Alders and willows are typical of damp ground near natural ponds and streams, but may not be appropriate for ground near artificial ponds, which is likely to be free draining or dry in summer. Willows and alders are fairly tolerant of drought once established, and look right near ponds. The normal advice is to not plant trees too near to ponds, as the shade will reduce the variety of pond life attracted, and falling leaves will hasten silting of the pond. However, shady ponds have their own particular associated organisms, so a choice may be made to create some shade. Shade suppresses the growth of marginal and other aquatic plants, so slowing the rate of succession and siltation of a pond.
Choose native tree species which are local to the area and appropriate in ultimate size. Purchase young plants (whips or transplants), plant firmly, and keep a square metre of bare ground around the young tree for the first few years by using mulch or herbicide. Trees and shrubs should never be planted on earth dams, as their roots can penetrate and weaken the dam, and the growth also disguises any early signs of slippage or failure of the dam. Keep the dam as short, mown grass. Trees should also not be planted within 3.5m (12’) of canals, to prevent damage to banks and lock walls, and to allow access along towpaths.
On larger ponds, lakes and gravel pits, an ‘instant’ deadwood habitat can be provided by hauling convenient fallen or felled trees to the water ’s edge, and placing them partly into the water. The deadwood not only supports a range of invertebrates and other organisms, but the branches provide potential nesting sites for coots and moorhens with sheltered water for their young.
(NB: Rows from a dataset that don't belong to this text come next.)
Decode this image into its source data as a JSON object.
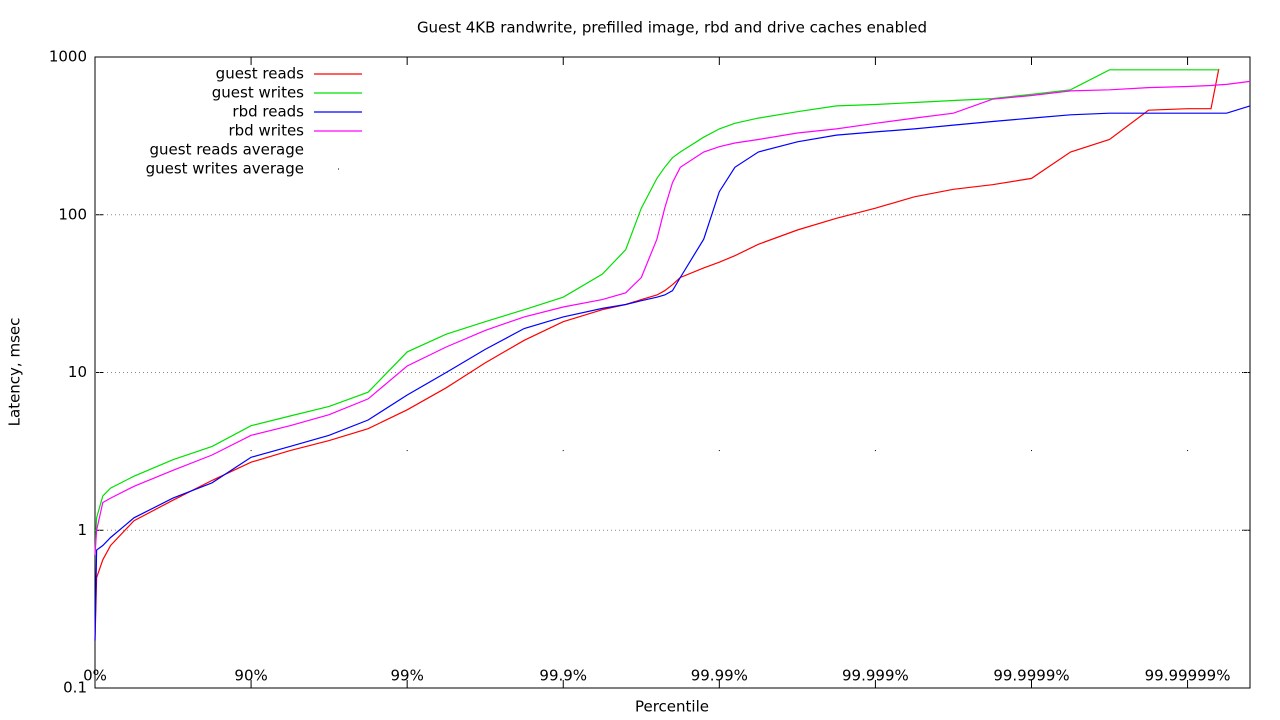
{
  "chart_data": {
    "type": "line",
    "title": "Guest 4KB randwrite, prefilled image, rbd and drive caches enabled",
    "x_label": "Percentile",
    "y_label": "Latency, msec",
    "y_log": true,
    "grid": "y-dotted",
    "legend": "top-left",
    "xlim": [
      0,
      7.4
    ],
    "ylim": [
      0.1,
      1000
    ],
    "xticks": [
      {
        "value": 0,
        "label": "0%"
      },
      {
        "value": 1,
        "label": "90%"
      },
      {
        "value": 2,
        "label": "99%"
      },
      {
        "value": 3,
        "label": "99.9%"
      },
      {
        "value": 4,
        "label": "99.99%"
      },
      {
        "value": 5,
        "label": "99.999%"
      },
      {
        "value": 6,
        "label": "99.9999%"
      },
      {
        "value": 7,
        "label": "99.99999%"
      }
    ],
    "yticks": [
      0.1,
      1,
      10,
      100,
      1000
    ],
    "x": [
      0,
      0.01,
      0.05,
      0.1,
      0.25,
      0.5,
      0.75,
      1,
      1.25,
      1.5,
      1.75,
      2,
      2.25,
      2.5,
      2.75,
      3,
      3.25,
      3.4,
      3.5,
      3.6,
      3.65,
      3.7,
      3.75,
      3.9,
      4,
      4.1,
      4.25,
      4.5,
      4.75,
      5,
      5.25,
      5.5,
      5.75,
      6,
      6.25,
      6.5,
      6.75,
      7,
      7.15,
      7.2,
      7.25,
      7.4
    ],
    "series": [
      {
        "name": "guest reads",
        "color": "#ff0000",
        "style": "line",
        "values": [
          0.2,
          0.5,
          0.65,
          0.8,
          1.15,
          1.55,
          2.07,
          2.7,
          3.2,
          3.7,
          4.4,
          5.8,
          8,
          11.5,
          16,
          21,
          25,
          27,
          29,
          31,
          33,
          36,
          40,
          46,
          50,
          55,
          65,
          80,
          95,
          110,
          130,
          145,
          155,
          170,
          250,
          300,
          460,
          470,
          470,
          840,
          null,
          null
        ]
      },
      {
        "name": "guest writes",
        "color": "#00e000",
        "style": "line",
        "values": [
          0.7,
          1.2,
          1.65,
          1.85,
          2.2,
          2.8,
          3.4,
          4.6,
          5.3,
          6.1,
          7.5,
          13.5,
          17.5,
          21,
          25,
          30,
          42,
          60,
          110,
          170,
          200,
          230,
          250,
          310,
          350,
          380,
          410,
          450,
          490,
          500,
          515,
          530,
          545,
          580,
          620,
          830,
          830,
          830,
          830,
          830,
          null,
          null
        ]
      },
      {
        "name": "rbd reads",
        "color": "#0000ff",
        "style": "line",
        "values": [
          0.2,
          0.75,
          0.8,
          0.9,
          1.2,
          1.6,
          2.0,
          2.9,
          3.4,
          4.0,
          5.0,
          7.2,
          10,
          14,
          19,
          22.5,
          25.5,
          27,
          28.5,
          30,
          31,
          33,
          40,
          70,
          140,
          200,
          250,
          290,
          320,
          335,
          350,
          370,
          390,
          410,
          430,
          440,
          440,
          440,
          440,
          440,
          440,
          490
        ]
      },
      {
        "name": "rbd writes",
        "color": "#ff00ff",
        "style": "line",
        "values": [
          0.7,
          1.0,
          1.5,
          1.6,
          1.9,
          2.4,
          3.0,
          4.0,
          4.6,
          5.4,
          6.8,
          11,
          14.5,
          18.5,
          22.5,
          26,
          29,
          32,
          40,
          70,
          110,
          160,
          200,
          250,
          270,
          285,
          300,
          330,
          350,
          380,
          410,
          440,
          540,
          570,
          610,
          620,
          640,
          650,
          660,
          665,
          670,
          700
        ]
      },
      {
        "name": "guest reads average",
        "color": "#ffffff",
        "style": "dots",
        "values": [
          null,
          null,
          null,
          null,
          null,
          null,
          null,
          null,
          null,
          null,
          null,
          null,
          null,
          null,
          null,
          null,
          null,
          null,
          null,
          null,
          null,
          null,
          null,
          null,
          null,
          null,
          null,
          null,
          null,
          null,
          null,
          null,
          null,
          null,
          null,
          null,
          null,
          null,
          null,
          null,
          null,
          null
        ]
      },
      {
        "name": "guest writes average",
        "color": "#000000",
        "style": "dots",
        "values": [
          null,
          null,
          null,
          null,
          null,
          null,
          null,
          3.2,
          null,
          null,
          null,
          3.2,
          null,
          null,
          null,
          3.2,
          null,
          null,
          null,
          null,
          null,
          null,
          null,
          null,
          3.2,
          null,
          null,
          null,
          null,
          3.2,
          null,
          null,
          null,
          3.2,
          null,
          null,
          null,
          3.2,
          null,
          null,
          null,
          null
        ]
      }
    ]
  }
}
Cover for hibernating toads and newts is easily provided by leaving some piles of timber, logs, bricks, stones, leaves and other material. If they are likely to be disturbed by vandals, let brambles or nettles grow over to cover. Compost heaps attract hibernating amphibians, reptiles and other animals, and may be used as breeding sites by slow-worms or grass snakes. To avoid disturbing hibernating or breeding animals, use the compost either in early spring after emergence of hibernators (look out for spawn in the pond showing the adults have emerged) or in early autumn before hiberation. Build at least two compost heaps.